Tool Versions: Establish a procedure for the team when using a newer version of the design checker:
- You might want to archive your rules, any reports that you collected, and source files before switching versions. Most tools are upward-compatible, but caution never hurts.
- Create a report for all of the rules in your rule sets. New releases of the tool might contain rule changes. Saving your rule report will point out any of these differences.
- You also might want to establish rules about which version of the tool must be used for a particular project. For example, you might want to stay on one version of the tool for the duration of an ongoing project.
Tracking Rule Changes
After the team starts using the design checker and the rules on a daily basis, several situations may occur:
- An existing rule isn't checking the code as expected. In this case, you would need to examine the code and the rule, and then either adjust the rule or tell the designers the bad news that their code needs to be fixed. You might also need to adjust your test case for this rule. In some cases, you might need to report this situation to your tool vendor.
- The designers have found a new check that they think needs to be added. In this case, a new rule must be created and added to the rule set.
- The designers might complain that the rule should be eliminated. Here, the rule would either be turned off via the tool or removed from the rule set.

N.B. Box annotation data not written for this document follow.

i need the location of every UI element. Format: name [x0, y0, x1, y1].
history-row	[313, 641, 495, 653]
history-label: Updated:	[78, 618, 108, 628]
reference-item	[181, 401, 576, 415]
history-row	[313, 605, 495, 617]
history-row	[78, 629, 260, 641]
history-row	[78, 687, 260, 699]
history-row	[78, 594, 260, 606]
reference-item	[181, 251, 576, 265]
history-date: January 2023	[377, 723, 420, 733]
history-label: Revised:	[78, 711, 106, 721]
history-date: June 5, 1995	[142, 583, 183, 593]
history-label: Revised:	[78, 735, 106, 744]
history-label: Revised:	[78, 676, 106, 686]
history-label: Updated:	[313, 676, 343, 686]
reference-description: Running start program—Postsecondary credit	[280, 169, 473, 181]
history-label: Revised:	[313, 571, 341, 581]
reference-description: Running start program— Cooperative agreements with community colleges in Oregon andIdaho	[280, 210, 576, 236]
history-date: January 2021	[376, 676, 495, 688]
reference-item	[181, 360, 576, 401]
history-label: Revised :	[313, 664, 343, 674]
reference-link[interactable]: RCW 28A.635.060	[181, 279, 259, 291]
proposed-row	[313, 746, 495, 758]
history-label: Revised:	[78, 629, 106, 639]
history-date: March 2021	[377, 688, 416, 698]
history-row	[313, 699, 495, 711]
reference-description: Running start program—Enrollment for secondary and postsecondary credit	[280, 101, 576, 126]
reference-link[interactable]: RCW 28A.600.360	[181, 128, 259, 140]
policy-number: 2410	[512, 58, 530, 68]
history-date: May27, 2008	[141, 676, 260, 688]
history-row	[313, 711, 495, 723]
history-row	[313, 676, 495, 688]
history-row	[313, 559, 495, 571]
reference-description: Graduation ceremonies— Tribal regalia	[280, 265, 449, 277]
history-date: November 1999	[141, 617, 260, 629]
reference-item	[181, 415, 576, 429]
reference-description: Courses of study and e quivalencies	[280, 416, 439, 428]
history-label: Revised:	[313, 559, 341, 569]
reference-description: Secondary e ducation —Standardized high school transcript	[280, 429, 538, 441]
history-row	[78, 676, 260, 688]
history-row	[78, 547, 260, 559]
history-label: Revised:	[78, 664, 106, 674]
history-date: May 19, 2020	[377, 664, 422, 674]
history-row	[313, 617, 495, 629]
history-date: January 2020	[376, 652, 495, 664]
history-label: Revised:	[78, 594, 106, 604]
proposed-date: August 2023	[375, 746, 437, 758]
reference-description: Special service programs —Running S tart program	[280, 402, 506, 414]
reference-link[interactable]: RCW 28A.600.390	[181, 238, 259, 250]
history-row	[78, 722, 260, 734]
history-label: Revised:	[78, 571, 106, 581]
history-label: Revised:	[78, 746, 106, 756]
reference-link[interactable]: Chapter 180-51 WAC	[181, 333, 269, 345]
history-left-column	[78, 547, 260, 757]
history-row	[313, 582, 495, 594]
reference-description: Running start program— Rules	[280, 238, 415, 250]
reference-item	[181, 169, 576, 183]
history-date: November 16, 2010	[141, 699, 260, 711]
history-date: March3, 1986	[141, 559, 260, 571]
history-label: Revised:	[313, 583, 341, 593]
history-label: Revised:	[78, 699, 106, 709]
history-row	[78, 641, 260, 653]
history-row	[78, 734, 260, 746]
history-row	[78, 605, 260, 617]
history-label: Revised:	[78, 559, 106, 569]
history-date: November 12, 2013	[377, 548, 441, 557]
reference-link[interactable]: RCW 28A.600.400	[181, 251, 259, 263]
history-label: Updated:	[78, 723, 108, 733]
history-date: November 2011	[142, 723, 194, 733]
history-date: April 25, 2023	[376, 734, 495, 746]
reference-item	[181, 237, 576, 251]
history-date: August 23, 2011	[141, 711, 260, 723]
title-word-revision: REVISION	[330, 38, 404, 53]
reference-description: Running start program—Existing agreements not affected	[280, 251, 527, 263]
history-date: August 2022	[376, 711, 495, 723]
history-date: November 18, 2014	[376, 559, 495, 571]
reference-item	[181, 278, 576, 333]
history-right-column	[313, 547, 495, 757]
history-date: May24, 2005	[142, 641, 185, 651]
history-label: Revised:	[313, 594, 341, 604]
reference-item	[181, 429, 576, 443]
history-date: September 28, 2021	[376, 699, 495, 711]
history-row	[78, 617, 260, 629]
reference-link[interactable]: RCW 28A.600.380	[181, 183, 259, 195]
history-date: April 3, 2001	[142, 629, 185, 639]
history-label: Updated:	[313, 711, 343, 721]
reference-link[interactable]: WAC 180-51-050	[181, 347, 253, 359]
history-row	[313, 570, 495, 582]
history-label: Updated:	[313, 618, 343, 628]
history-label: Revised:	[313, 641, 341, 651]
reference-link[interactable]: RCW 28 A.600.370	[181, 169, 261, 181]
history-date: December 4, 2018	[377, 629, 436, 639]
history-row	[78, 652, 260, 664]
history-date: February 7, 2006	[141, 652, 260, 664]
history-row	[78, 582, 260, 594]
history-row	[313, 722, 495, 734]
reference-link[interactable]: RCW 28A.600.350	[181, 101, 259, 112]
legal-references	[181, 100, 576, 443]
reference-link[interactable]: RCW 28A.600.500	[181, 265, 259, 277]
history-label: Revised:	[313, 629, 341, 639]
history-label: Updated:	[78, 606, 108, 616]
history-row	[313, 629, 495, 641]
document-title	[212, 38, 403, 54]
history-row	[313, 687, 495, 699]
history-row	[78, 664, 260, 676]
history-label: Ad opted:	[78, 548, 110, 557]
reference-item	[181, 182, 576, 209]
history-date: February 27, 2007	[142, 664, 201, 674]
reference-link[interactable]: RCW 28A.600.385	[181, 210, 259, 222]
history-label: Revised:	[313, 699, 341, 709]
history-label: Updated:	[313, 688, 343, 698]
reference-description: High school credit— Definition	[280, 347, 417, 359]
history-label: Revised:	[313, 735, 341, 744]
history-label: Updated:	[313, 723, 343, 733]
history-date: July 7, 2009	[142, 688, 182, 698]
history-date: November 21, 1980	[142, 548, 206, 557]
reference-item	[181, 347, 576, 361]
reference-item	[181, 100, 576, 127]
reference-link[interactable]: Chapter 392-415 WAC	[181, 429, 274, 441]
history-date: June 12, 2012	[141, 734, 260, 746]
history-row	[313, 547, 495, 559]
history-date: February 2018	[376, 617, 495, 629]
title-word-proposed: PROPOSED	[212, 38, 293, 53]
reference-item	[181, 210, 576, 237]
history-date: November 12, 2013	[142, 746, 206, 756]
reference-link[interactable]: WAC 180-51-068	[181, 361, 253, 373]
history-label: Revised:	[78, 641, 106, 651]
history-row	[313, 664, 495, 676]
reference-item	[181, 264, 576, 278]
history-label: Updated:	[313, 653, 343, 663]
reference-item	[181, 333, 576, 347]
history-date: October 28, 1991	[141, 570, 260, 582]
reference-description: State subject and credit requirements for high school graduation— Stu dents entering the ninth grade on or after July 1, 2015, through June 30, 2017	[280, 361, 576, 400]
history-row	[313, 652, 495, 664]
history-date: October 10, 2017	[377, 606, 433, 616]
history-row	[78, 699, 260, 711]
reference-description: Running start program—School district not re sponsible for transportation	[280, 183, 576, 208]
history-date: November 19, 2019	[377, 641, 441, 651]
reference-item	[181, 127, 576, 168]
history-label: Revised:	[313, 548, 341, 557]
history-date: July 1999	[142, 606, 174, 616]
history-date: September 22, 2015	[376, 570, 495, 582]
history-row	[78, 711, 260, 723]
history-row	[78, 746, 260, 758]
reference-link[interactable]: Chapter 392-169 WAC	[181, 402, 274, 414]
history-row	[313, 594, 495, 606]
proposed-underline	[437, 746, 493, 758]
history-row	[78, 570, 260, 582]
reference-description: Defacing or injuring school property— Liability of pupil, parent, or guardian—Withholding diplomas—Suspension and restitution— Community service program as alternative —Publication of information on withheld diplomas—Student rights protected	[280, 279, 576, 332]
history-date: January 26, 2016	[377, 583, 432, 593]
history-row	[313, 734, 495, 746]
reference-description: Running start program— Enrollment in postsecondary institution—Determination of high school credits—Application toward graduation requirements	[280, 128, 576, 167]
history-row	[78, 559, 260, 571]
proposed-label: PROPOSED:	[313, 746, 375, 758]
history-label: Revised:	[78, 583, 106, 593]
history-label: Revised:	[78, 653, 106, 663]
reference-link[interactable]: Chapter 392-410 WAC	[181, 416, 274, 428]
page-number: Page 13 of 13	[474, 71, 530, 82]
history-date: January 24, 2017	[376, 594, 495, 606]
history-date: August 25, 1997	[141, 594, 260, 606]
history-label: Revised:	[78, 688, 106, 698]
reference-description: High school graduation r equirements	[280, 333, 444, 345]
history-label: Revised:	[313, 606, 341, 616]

In all of these situations, a team typically sets up a simple process depicted in Figure 4:
- Agreement: Establishes a method for the team to agree on a change.
- Notification: Informs all those affected that the rule set is changing, and when.
- Update: Tells all those affected that the new rule set is now in the central location and what changes they should expect when they run the tool. This update usually includes a reason why the changes were made.
You might want to save a rule report that captures all of the rule data and retain the rule sets in a different location before making any changes. This lets you revert back to the original rules in case the team decides that the changes weren't a good idea after all. The rule report provides a means of manually reconstructing rule sets in case you accidentally delete them. This implies that you should store the rule report in a different location than the rule sets.
Ensuring Code Accuracy
As designs get larger and more complex, it has become increasingly common for designers to work in teams, often remotely located in different time zones worldwide. Using design checkers helps your team trap potential problems while the designers write their code. Moreover, establishing a methodology for using design checkers within the team provides every designer with consistent access to the corporate RTL coding knowledge base, ensuring RTL code accuracy in team-based designs.